Saturday, April 21, 2018

Conventional Wisdom

People are talking about: "Last year compared to this year" weather differences.  Our fitness instructor mowed the lawn three times by yesterday's date last year.  I'd sent out pictures of orchards in bloom, having spotted the first orchard trees blooming in mid-April.  The Magnolias were in bloom in Queenston, a beautiful town on the Niagara River.  

I was thinking of what conventional wisdoms have become common practice in the 20th century. I expected to find things like the 80-20 principle.  While the term dates back to 1838,  it is associated with John Kenneth Galbraith in his 1958 book The Affluent Society in which he displayed his contrarian view of economic theories of the day.

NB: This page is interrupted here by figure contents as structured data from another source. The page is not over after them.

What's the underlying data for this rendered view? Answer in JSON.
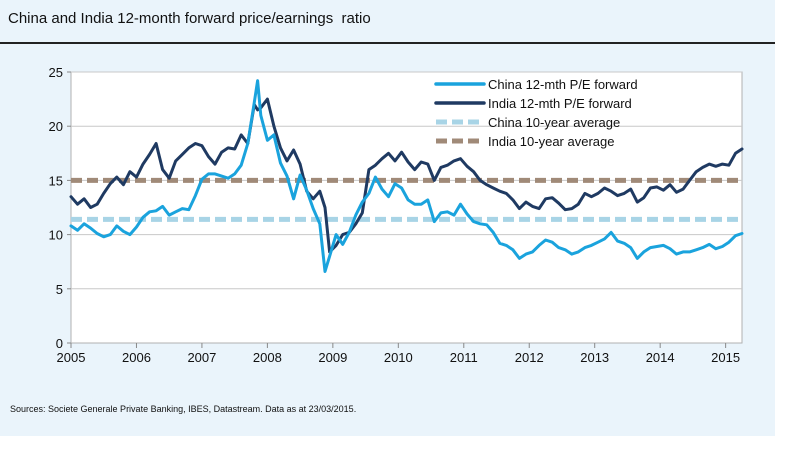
{
  "title": "China and India 12-month forward price/earnings  ratio",
  "source": "Sources: Societe Generale Private Banking, IBES, Datastream. Data as at 23/03/2015.",
  "chart_data": {
    "type": "line",
    "title": "China and India 12-month forward price/earnings  ratio",
    "xlabel": "",
    "ylabel": "",
    "xlim": [
      2005,
      2015.25
    ],
    "ylim": [
      0,
      25
    ],
    "x_ticks": [
      2005,
      2006,
      2007,
      2008,
      2009,
      2010,
      2011,
      2012,
      2013,
      2014,
      2015
    ],
    "y_ticks": [
      0,
      5,
      10,
      15,
      20,
      25
    ],
    "grid": "horizontal",
    "legend_position": "top-right",
    "series": [
      {
        "name": "China 12-mth P/E forward",
        "color": "#1aa3dd",
        "style": "solid",
        "x": [
          2005.0,
          2005.1,
          2005.2,
          2005.3,
          2005.4,
          2005.5,
          2005.6,
          2005.7,
          2005.8,
          2005.9,
          2006.0,
          2006.1,
          2006.2,
          2006.3,
          2006.4,
          2006.5,
          2006.6,
          2006.7,
          2006.8,
          2006.9,
          2007.0,
          2007.1,
          2007.2,
          2007.3,
          2007.4,
          2007.5,
          2007.6,
          2007.7,
          2007.8,
          2007.85,
          2007.9,
          2008.0,
          2008.1,
          2008.2,
          2008.3,
          2008.4,
          2008.5,
          2008.6,
          2008.7,
          2008.8,
          2008.88,
          2008.95,
          2009.05,
          2009.15,
          2009.25,
          2009.35,
          2009.45,
          2009.55,
          2009.65,
          2009.75,
          2009.85,
          2009.95,
          2010.05,
          2010.15,
          2010.25,
          2010.35,
          2010.45,
          2010.55,
          2010.65,
          2010.75,
          2010.85,
          2010.95,
          2011.05,
          2011.15,
          2011.25,
          2011.35,
          2011.45,
          2011.55,
          2011.65,
          2011.75,
          2011.85,
          2011.95,
          2012.05,
          2012.15,
          2012.25,
          2012.35,
          2012.45,
          2012.55,
          2012.65,
          2012.75,
          2012.85,
          2012.95,
          2013.05,
          2013.15,
          2013.25,
          2013.35,
          2013.45,
          2013.55,
          2013.65,
          2013.75,
          2013.85,
          2013.95,
          2014.05,
          2014.15,
          2014.25,
          2014.35,
          2014.45,
          2014.55,
          2014.65,
          2014.75,
          2014.85,
          2014.95,
          2015.05,
          2015.15,
          2015.25
        ],
        "values": [
          10.8,
          10.4,
          11.0,
          10.6,
          10.1,
          9.8,
          10.0,
          10.8,
          10.3,
          10.0,
          10.7,
          11.6,
          12.1,
          12.2,
          12.6,
          11.8,
          12.1,
          12.4,
          12.3,
          13.6,
          15.1,
          15.6,
          15.6,
          15.4,
          15.2,
          15.6,
          16.4,
          18.4,
          22.2,
          24.2,
          21.0,
          18.7,
          19.2,
          16.6,
          15.4,
          13.3,
          15.5,
          14.1,
          12.4,
          11.0,
          6.6,
          8.0,
          10.0,
          9.1,
          10.2,
          11.8,
          13.0,
          13.8,
          15.3,
          14.2,
          13.5,
          14.7,
          14.3,
          13.2,
          12.8,
          12.8,
          13.2,
          11.2,
          12.0,
          12.1,
          11.8,
          12.8,
          11.9,
          11.2,
          11.0,
          10.9,
          10.2,
          9.2,
          9.0,
          8.6,
          7.8,
          8.2,
          8.4,
          9.0,
          9.5,
          9.3,
          8.8,
          8.6,
          8.2,
          8.4,
          8.8,
          9.0,
          9.3,
          9.6,
          10.2,
          9.4,
          9.2,
          8.8,
          7.8,
          8.4,
          8.8,
          8.9,
          9.0,
          8.7,
          8.2,
          8.4,
          8.4,
          8.6,
          8.8,
          9.1,
          8.7,
          8.9,
          9.3,
          9.9,
          10.1
        ]
      },
      {
        "name": "India 12-mth P/E forward",
        "color": "#1f3a62",
        "style": "solid",
        "x": [
          2005.0,
          2005.1,
          2005.2,
          2005.3,
          2005.4,
          2005.5,
          2005.6,
          2005.7,
          2005.8,
          2005.9,
          2006.0,
          2006.1,
          2006.2,
          2006.3,
          2006.4,
          2006.5,
          2006.6,
          2006.7,
          2006.8,
          2006.9,
          2007.0,
          2007.1,
          2007.2,
          2007.3,
          2007.4,
          2007.5,
          2007.6,
          2007.7,
          2007.8,
          2007.85,
          2007.9,
          2008.0,
          2008.1,
          2008.2,
          2008.3,
          2008.4,
          2008.5,
          2008.6,
          2008.7,
          2008.8,
          2008.88,
          2008.95,
          2009.05,
          2009.15,
          2009.25,
          2009.35,
          2009.45,
          2009.55,
          2009.65,
          2009.75,
          2009.85,
          2009.95,
          2010.05,
          2010.15,
          2010.25,
          2010.35,
          2010.45,
          2010.55,
          2010.65,
          2010.75,
          2010.85,
          2010.95,
          2011.05,
          2011.15,
          2011.25,
          2011.35,
          2011.45,
          2011.55,
          2011.65,
          2011.75,
          2011.85,
          2011.95,
          2012.05,
          2012.15,
          2012.25,
          2012.35,
          2012.45,
          2012.55,
          2012.65,
          2012.75,
          2012.85,
          2012.95,
          2013.05,
          2013.15,
          2013.25,
          2013.35,
          2013.45,
          2013.55,
          2013.65,
          2013.75,
          2013.85,
          2013.95,
          2014.05,
          2014.15,
          2014.25,
          2014.35,
          2014.45,
          2014.55,
          2014.65,
          2014.75,
          2014.85,
          2014.95,
          2015.05,
          2015.15,
          2015.25
        ],
        "values": [
          13.5,
          12.8,
          13.3,
          12.5,
          12.8,
          13.8,
          14.7,
          15.3,
          14.6,
          15.8,
          15.3,
          16.5,
          17.4,
          18.4,
          16.0,
          15.2,
          16.8,
          17.4,
          18.0,
          18.4,
          18.2,
          17.2,
          16.5,
          17.6,
          18.0,
          17.9,
          19.2,
          18.4,
          22.0,
          21.5,
          21.7,
          22.5,
          20.0,
          18.0,
          16.8,
          17.8,
          16.5,
          14.0,
          13.3,
          14.0,
          12.5,
          8.4,
          9.0,
          10.0,
          10.2,
          11.0,
          12.0,
          16.0,
          16.4,
          17.0,
          17.5,
          16.8,
          17.6,
          16.7,
          16.0,
          16.7,
          16.5,
          15.0,
          16.2,
          16.4,
          16.8,
          17.0,
          16.3,
          15.8,
          15.0,
          14.6,
          14.3,
          14.0,
          13.8,
          13.2,
          12.4,
          13.0,
          12.6,
          12.4,
          13.3,
          13.4,
          12.9,
          12.3,
          12.4,
          12.8,
          13.8,
          13.5,
          13.8,
          14.3,
          14.0,
          13.6,
          13.8,
          14.2,
          13.0,
          13.4,
          14.3,
          14.4,
          14.1,
          14.6,
          13.9,
          14.2,
          15.0,
          15.8,
          16.2,
          16.5,
          16.3,
          16.5,
          16.4,
          17.5,
          17.9
        ]
      },
      {
        "name": "China 10-year average",
        "color": "#a8d4e6",
        "style": "dashed",
        "x": [
          2005,
          2015.25
        ],
        "values": [
          11.4,
          11.4
        ]
      },
      {
        "name": "India 10-year average",
        "color": "#a08a78",
        "style": "dashed",
        "x": [
          2005,
          2015.25
        ],
        "values": [
          15.0,
          15.0
        ]
      }
    ]
  }
}
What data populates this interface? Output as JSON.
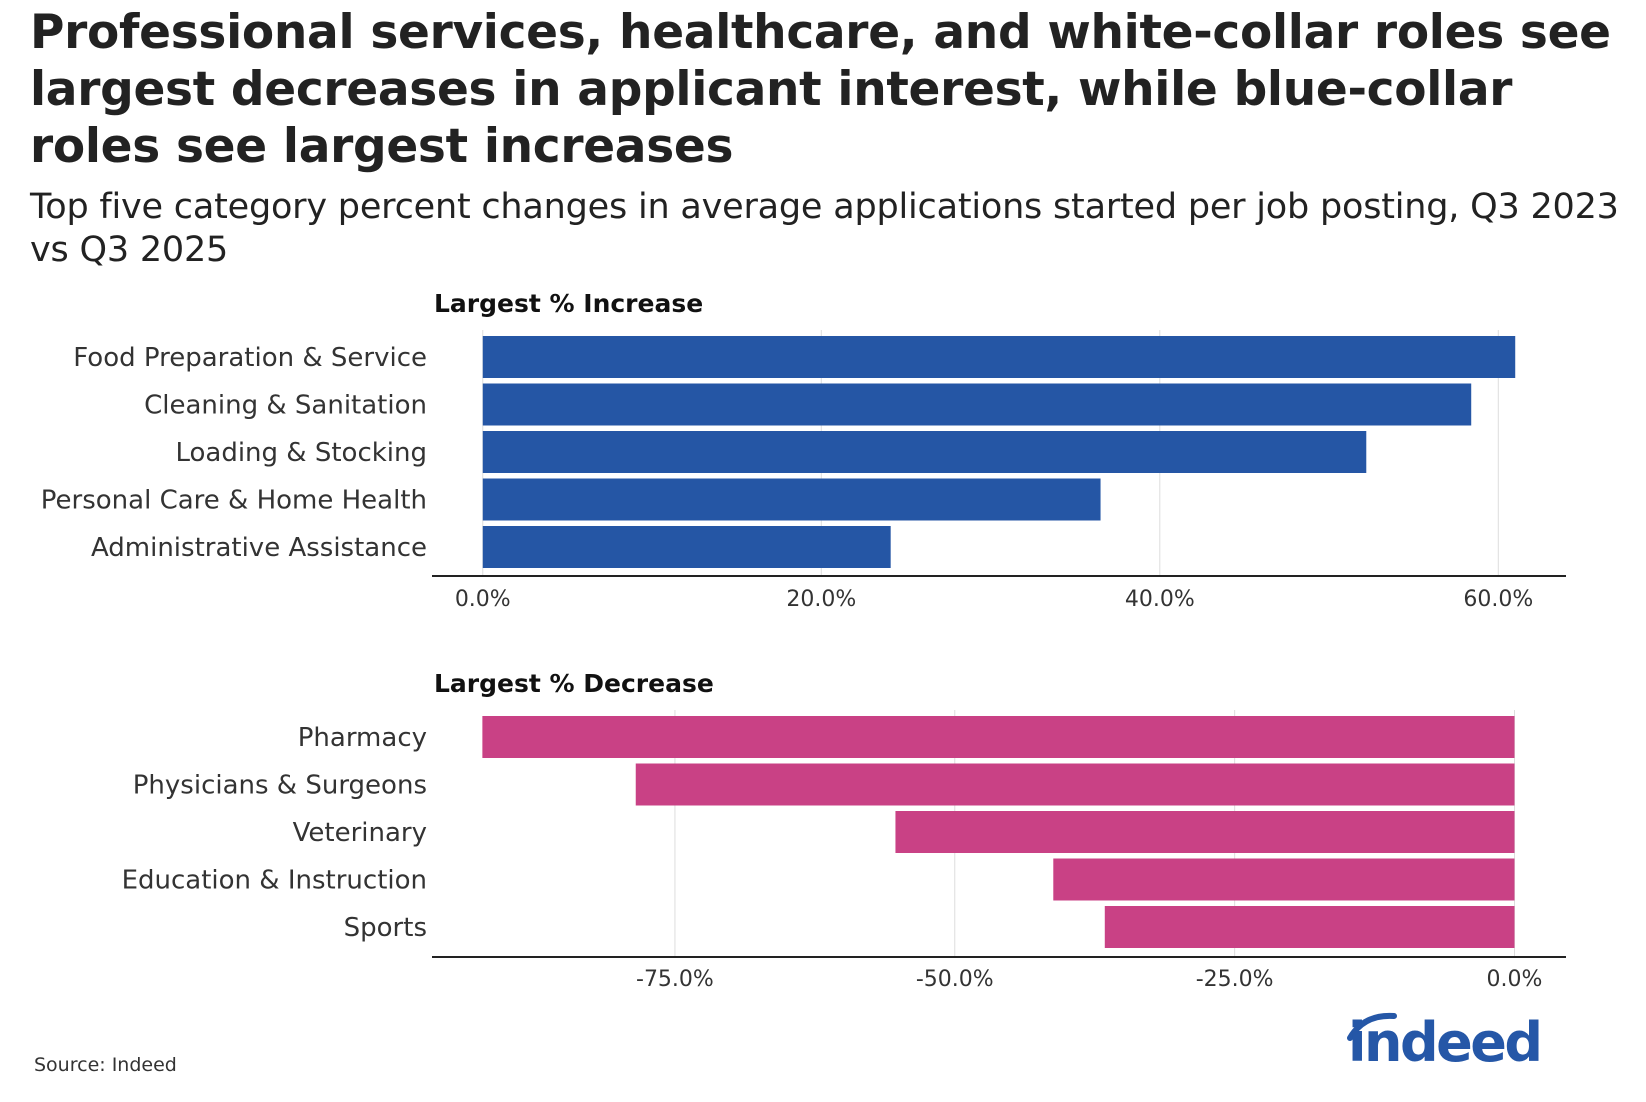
{
  "title": "Professional services, healthcare, and white-collar roles see largest decreases in applicant interest, while blue-collar roles see largest increases",
  "subtitle": "Top five category percent changes in average applications started per job posting, Q3 2023 vs Q3 2025",
  "source": "Source: Indeed",
  "logo": "indeed",
  "colors": {
    "increase": "#2556a5",
    "decrease": "#c94185",
    "grid": "#dddddd",
    "axis": "#222222"
  },
  "chart_data": [
    {
      "type": "bar",
      "orientation": "horizontal",
      "title": "Largest % Increase",
      "categories": [
        "Food Preparation & Service",
        "Cleaning & Sanitation",
        "Loading & Stocking",
        "Personal Care & Home Health",
        "Administrative Assistance"
      ],
      "values": [
        61.0,
        58.4,
        52.2,
        36.5,
        24.1
      ],
      "xlim": [
        -3,
        64
      ],
      "ticks": [
        0,
        20,
        40,
        60
      ],
      "tick_labels": [
        "0.0%",
        "20.0%",
        "40.0%",
        "60.0%"
      ],
      "grid": true,
      "color": "#2556a5"
    },
    {
      "type": "bar",
      "orientation": "horizontal",
      "title": "Largest % Decrease",
      "categories": [
        "Pharmacy",
        "Physicians & Surgeons",
        "Veterinary",
        "Education & Instruction",
        "Sports"
      ],
      "values": [
        -92.2,
        -78.5,
        -55.3,
        -41.2,
        -36.6
      ],
      "xlim": [
        -96.7,
        4.6
      ],
      "ticks": [
        -75,
        -50,
        -25,
        0
      ],
      "tick_labels": [
        "-75.0%",
        "-50.0%",
        "-25.0%",
        "0.0%"
      ],
      "grid": true,
      "color": "#c94185"
    }
  ]
}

Conventional wisdom is considered a derogatory term - it is defined as "ideas so accepted that they go unquestioned".  The example that is cited is that it was once believed that the Earth is flat, and that at the Earth is the centre of the universe.  

Wikipedia puts it more specifically:  "It is widely believed that prior to Christopher Columbus people thought the world was flat, but in actuality, scholars of that time had long accepted that the earth is a sphere.  The above sentence is true; people today often think that Columbus discovered the world to be round, when in fact the world's roundness was already widely known by Columbus' time. However, if enough people read and believe the above sentence, the above sentence will eventually supplant the old belief (the old belief in past belief in a flat earth). The above sentence would become the new conventional wisdom. (Ironically, however, this would also turn the above sentence, the new conventional wisdom, into a false claim; because the new conventional wisdom would propose that people are confused about past beliefs in a way that they actually wouldn't be.)"

So complicated a term to consider.  In seeking a list of typical conventional wisdoms, I find lead-in paragraphs to research studies and their results and financial investors and their advice.


My sense is that this expression has been hijacked by writers. If it is a serious area of investigation, perhaps it is obscure rather than popular.

And now what we experience is that it is conventional wisdom to challenge conventional wisdom.  There's something circular about this concept!


The fascinating Canada Blooms' wall sculpture is today's subject.  The second picture shows it interpreted by the Flaming Pear plug-in "India Ink".  The third one interprets it with the Topaz Labs plug-in "Glow".  Both interpretations show off its wonderful design structure.